Hidayatullah.com–Pengesahan Undang Undang Perbankan Syariah baru lalu, ikut berpengaruh pada keberadaan Peraturan Bank Indonesia, terkait bank bersistem Islam tersebut. Untuk itu, dalam waktu dekat Bank Indonesia (BI) memastikan akan melakukan revisi terhada 20 Peraturan Bank Indonesia (PBI), menyangkut perbankan syariah.
"Salah satu PBI yang direvisi, yaitu tentang aset perbankan syariah," jelas Direktur Direktorat Perbankan Syariah BI, Ramzi A Zuhdi, usai menghadiri pendirian International Center for Development in Islamic Finance (ICDIF) di Jakarta, pekan lalu.
Selain itu ia menambahkan, BI juga memproyeksi aset perbankan syariah akan mencapai Rp50 triliun akhir tahun ini. Revisi terhadap 20 PBI itu berdasarkan UU akan dilakukan paling lama satu tahun.
Dikatakan, selain soal aset perbankan syariah, salah satu PBI yang akan direvisi, yaitu yang mengatur mengenai diperbolehkannya penggunaan nama syariah secara bebas oleh Bank Umum Syariah (BUS). Dalam PBI lama, BUS wajib menggunakan nama syariah terlebih dahulu sebelum nama bank.
"Dalam revisi, penggunaannya bisa di depan atau di belakang. Misalnya Bank Mega Syariah atau Bank Syariah Mega," ujarnya
Dalam hal ini Ramzi yakin, revisi 20 PBI terkait perbankan syariah bisa rampung dalam setahun. Revisi lainnya, BI akan memasukkan ketentuan kewajiban unit usaha syariah dipisah dan berdiri sendiri sebagai BUS.
Maksudnya, usai UUS itu memiliki aset 50 persen dari aset bank induk konvensional atau telah beroperasi selama 15 tahun. Revisi PBI ini menyesuaikan, adanya ketentuan serupa dalam UU Perbankan Syariah.
Berdasarkan UU Perbankan Syariah yang baru, menurut Ramzi, BI diwajibkan segera membentuk komite perbankan syariah. Komite ini bertugas untuk menjabarkan fatwa perbankan syariah yang diterbitkan oleh Dewan Syariah Nasional Majelis Ulama Indonesia (DSN-MUI).

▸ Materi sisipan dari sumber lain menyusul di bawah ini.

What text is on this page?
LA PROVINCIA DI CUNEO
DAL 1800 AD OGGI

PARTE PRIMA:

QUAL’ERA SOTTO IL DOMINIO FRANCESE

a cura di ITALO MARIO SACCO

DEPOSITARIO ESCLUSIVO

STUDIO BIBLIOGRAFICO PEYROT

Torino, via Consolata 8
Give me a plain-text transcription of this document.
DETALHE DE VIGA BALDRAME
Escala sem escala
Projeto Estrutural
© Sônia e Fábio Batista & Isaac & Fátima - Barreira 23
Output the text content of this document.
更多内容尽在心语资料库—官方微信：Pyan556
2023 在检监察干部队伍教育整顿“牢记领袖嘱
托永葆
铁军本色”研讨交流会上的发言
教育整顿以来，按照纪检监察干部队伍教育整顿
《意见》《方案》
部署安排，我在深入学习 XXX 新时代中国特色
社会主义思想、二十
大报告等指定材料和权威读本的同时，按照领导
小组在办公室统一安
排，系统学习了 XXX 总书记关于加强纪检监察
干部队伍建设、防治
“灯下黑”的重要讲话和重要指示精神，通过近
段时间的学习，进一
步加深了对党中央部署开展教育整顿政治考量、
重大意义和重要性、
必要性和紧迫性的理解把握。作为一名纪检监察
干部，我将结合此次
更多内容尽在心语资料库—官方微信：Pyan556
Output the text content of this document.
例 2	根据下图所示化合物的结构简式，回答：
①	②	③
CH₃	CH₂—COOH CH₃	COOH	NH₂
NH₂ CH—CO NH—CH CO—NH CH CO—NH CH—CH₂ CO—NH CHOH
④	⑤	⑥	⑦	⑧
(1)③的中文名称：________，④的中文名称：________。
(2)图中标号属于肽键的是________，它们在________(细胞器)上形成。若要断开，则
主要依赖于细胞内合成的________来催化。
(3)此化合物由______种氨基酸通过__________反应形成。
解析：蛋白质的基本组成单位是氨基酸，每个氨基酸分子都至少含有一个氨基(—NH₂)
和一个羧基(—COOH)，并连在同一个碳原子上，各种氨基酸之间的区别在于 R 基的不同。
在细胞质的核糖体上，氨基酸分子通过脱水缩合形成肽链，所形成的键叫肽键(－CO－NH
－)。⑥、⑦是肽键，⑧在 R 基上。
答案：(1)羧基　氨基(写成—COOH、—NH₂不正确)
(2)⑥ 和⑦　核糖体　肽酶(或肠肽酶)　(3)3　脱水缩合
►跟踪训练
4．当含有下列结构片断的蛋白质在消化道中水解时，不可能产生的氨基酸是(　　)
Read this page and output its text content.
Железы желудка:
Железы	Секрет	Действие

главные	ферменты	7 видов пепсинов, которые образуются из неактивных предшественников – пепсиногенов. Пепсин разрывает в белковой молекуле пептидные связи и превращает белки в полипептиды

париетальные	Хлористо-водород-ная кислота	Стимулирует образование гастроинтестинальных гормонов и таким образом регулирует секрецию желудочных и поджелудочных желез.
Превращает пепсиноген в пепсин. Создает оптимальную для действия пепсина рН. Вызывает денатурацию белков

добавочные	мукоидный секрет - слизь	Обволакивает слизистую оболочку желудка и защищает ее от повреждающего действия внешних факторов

Menurut Ramzi saat ini, BI sebetulnya telah memiliki komite ahli perbankan syariah yang terdiri dari sembilan ulama, pakar, dan praktisi syariah. Di antaranya adalah Ketua Umum DSN-MUI KH Ma'ruf Amin, Nasarudin Umar, Quraish Shihab dan Sekjen Masyarakat Ekonomi Syariah, Syakir Sula. "Karena itu, kita berencana mengusulkan ke dewan gubernur agar komite ahli ini langsung saja di-swith menjadi komite perbankan syariah," kata Ramzi.
Sementara itu, mengenai PBI yang melarang bank syariah memperjualbelikan obligasi syariah (sukuk) ijarah yang dibeli hingga jatuh tempo, BI berencana bertemu dengan DSN MUI. Pertemuan itu bertujuan meminta fatwa atau penjelasan mengenai boleh tidaknya bank syariah memperjualbelikan sukuk dengan akad ijarah.
"Bila sukuk dengan akad mudarabah (bagi hasil), jual beli tidak masalah karena seperti jual-beli saham. Tapi, kalau dengan akad ijarah, jadinya seperti obligasi konvensional dengan bunga bank atau fixed income karena menggunakan pola diskonto," ujarnya.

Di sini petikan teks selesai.